如何根据前面的line/string in Python 得到字符串中字符的位置?
How do I get the position of characters in a string according to the previous line/string in Python?
我必须在 pandas 数据帧中解析包含我需要 put/sort 数据的文件。
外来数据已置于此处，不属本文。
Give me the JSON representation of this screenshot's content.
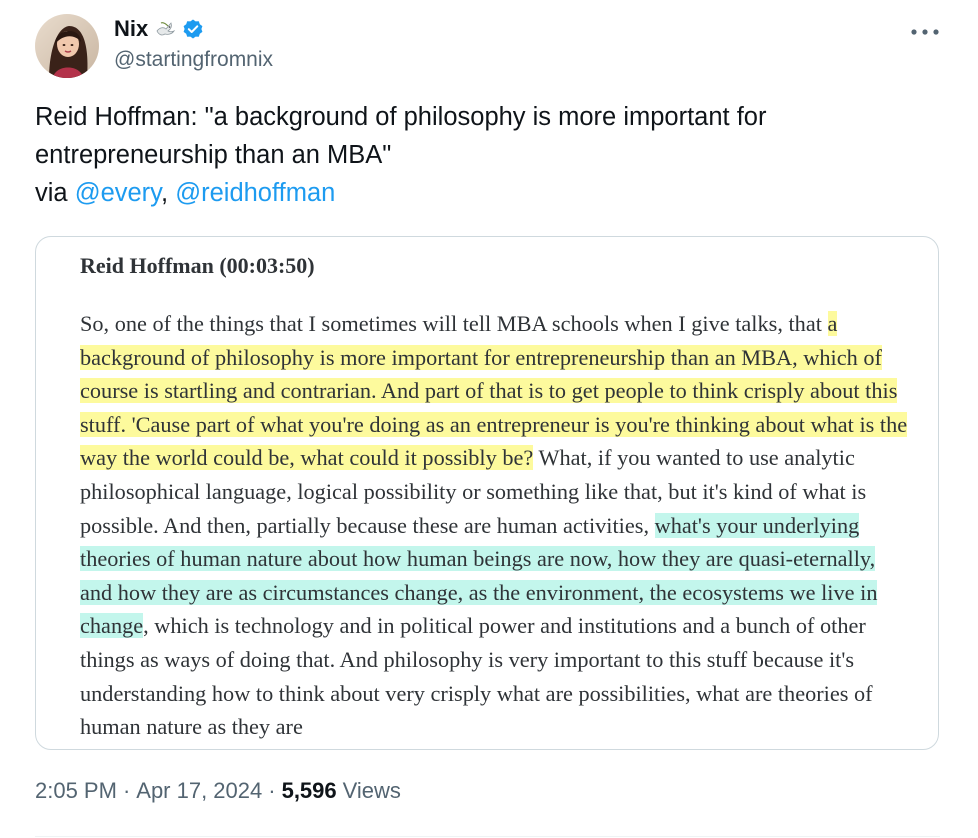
{
  "author": {
    "display_name": "Nix",
    "handle": "@startingfromnix",
    "avatar_icon": "avatar-portrait",
    "badge_icons": [
      "dove-emoji-icon",
      "verified-icon"
    ]
  },
  "more_label": "•••",
  "tweet": {
    "line1": "Reid Hoffman: \"a background of philosophy is more important for entrepreneurship than an MBA\"",
    "via_prefix": "via ",
    "mention1": "@every",
    "separator": ", ",
    "mention2": "@reidhoffman"
  },
  "quote": {
    "speaker": "Reid Hoffman (00:03:50)",
    "seg1": "So, one of the things that I sometimes will tell MBA schools when I give talks, that ",
    "seg2_highlight_yellow": "a background of philosophy is more important for entrepreneurship than an MBA, which of course is startling and contrarian. And part of that is to get people to think crisply about this stuff. 'Cause part of what you're doing as an entrepreneur is you're thinking about what is the way the world could be, what could it possibly be?",
    "seg3": " What, if you wanted to use analytic philosophical language, logical possibility or something like that, but it's kind of what is possible. And then, partially because these are human activities, ",
    "seg4_highlight_teal": "what's your underlying theories of human nature about how human beings are now, how they are quasi-eternally, and how they are as circumstances change, as the environment, the ecosystems we live in change",
    "seg5": ", which is technology and in political power and institutions and a bunch of other things as ways of doing that. And philosophy is very important to this stuff because it's understanding how to think about very crisply what are possibilities, what are theories of human nature as they are"
  },
  "meta": {
    "time": "2:05 PM",
    "dot1": "·",
    "date": "Apr 17, 2024",
    "dot2": "·",
    "views_count": "5,596",
    "views_label": "Views"
  },
  "colors": {
    "accent": "#1d9bf0",
    "highlight_yellow": "#fdfa9d",
    "highlight_teal": "#c3f6ec",
    "secondary_text": "#536471"
  }
}
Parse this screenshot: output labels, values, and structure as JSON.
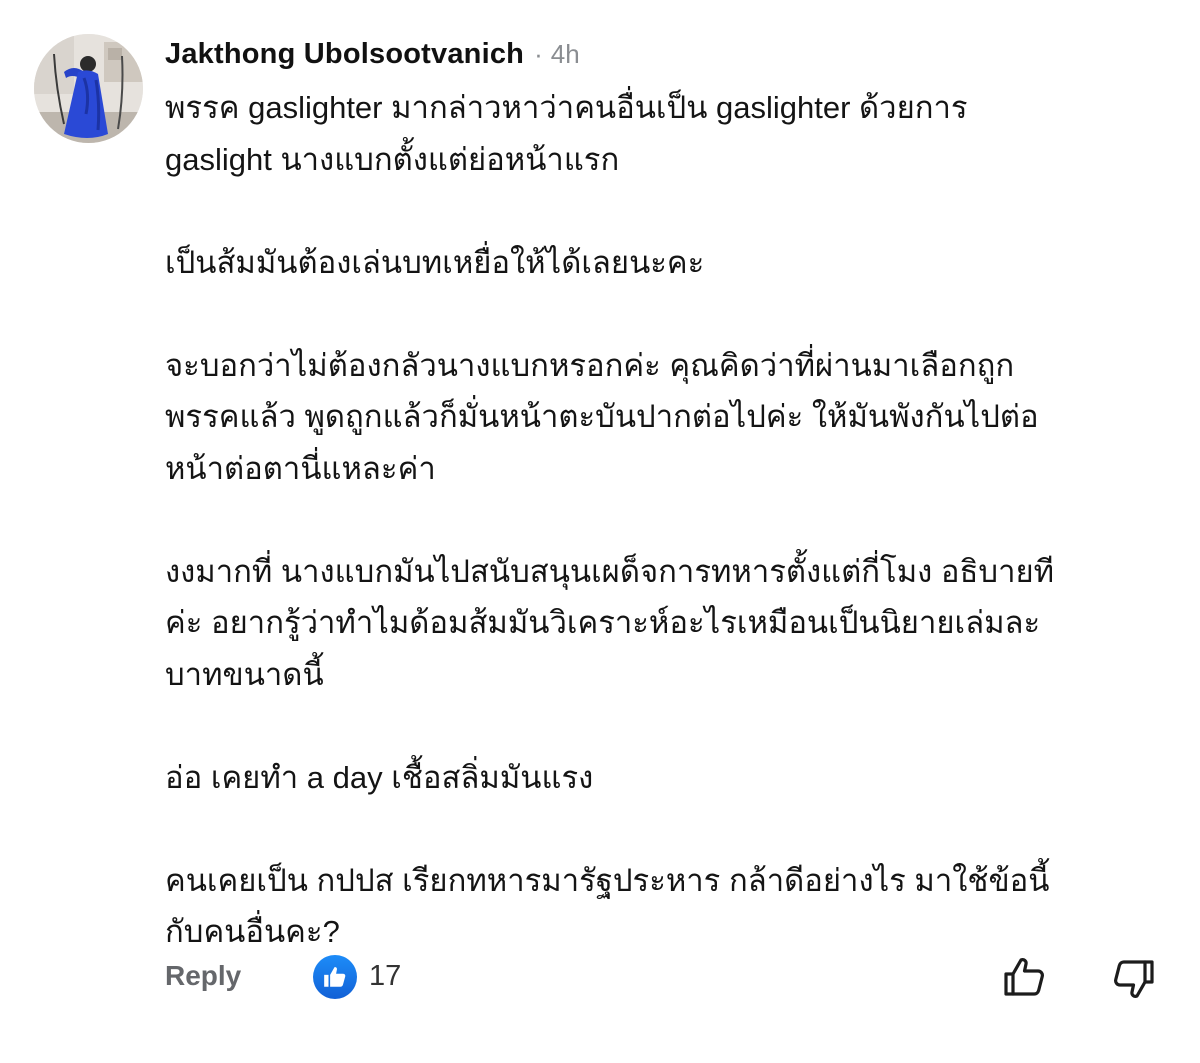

下面是我解析的部分文件的示例:
TEST# RESULT UNITS LOWER UPPER ALARM TEST NAME
------ -------------- -------- -------------- -------------- ----- ----------
1.0 1234 TESTNAME1
1.1 H647333 TESTNAME2
1.2 30 C TEMPTOTAL
1.3 1 cnt CEREAL
1.4 364003 cnt POINTNUM
1.5 20200505 cnt Date
1.6 174143 cnt Time
1.7 2.020051e+007 cnt DateTime
1.8 123 cnt SMT
1.9 23.16 C TEMP1
1.10 23.55 C 123 TEMP2
1.11 22.88 C -23 TEMP3
1.12 22.86 C TEMP4
1.13 1.406 Meter -1.450 1.500 DIST1
1.14 0.718 Meter -0.800 0.350 FAIL DIST2
我的问题是:我如何解释有下限但没有上限或有上限但没有下限?
注意:我的实际文本文件没有这种情况,但我的 application\project 调用说明了可能发生这种情况的实例。
我如何检查每一行如下:
line = file_object.readline()
while line.strip():
# extract data from line and format all info in one list
xline = line.strip().split()
# the length of the info list of the line read
# is correlated to the data
if len(xline) == 3:
number = xline[0]
results = xline[1]
testname = xline[2]
units = None
lower = None
upper = None
# alarm = None
elif len(xline) == 4:
number = xline[0]
results = xline[1]
units = xline[2]
testname = xline[3]
lower = None
upper = None
# alarm = None
elif len(xline) == 6:
number = xline[0]
results = xline[1]
units = xline[2]
lower = xline[3]
upper = xline[4]
testname = xline[5]
# alarm = None
elif len(xline) == 7:
number = xline[0]
results = xline[1]
units = xline[2]
lower = xline[3]
upper = xline[4]
# alarm = xline[5]
testname = xline[6]
# create a dictionary containing this row of data
row = {
'Test #': number,
'Result': results,
'Units': units,
'Lower Limit': lower,
'Upper Limit': upper,
# 'Alarm': alarm,
'Test Name': testname,
}
data.append(row)
line = file_object.readline()
我的想法是将读取的每一行数据与“TEST# RESULT UNITS LOWER UPPER ALARM TEST NAME”行 header 位置进行比较,但我不知道该怎么做。如果有人能给我指出一个可行的方向,那就太好了!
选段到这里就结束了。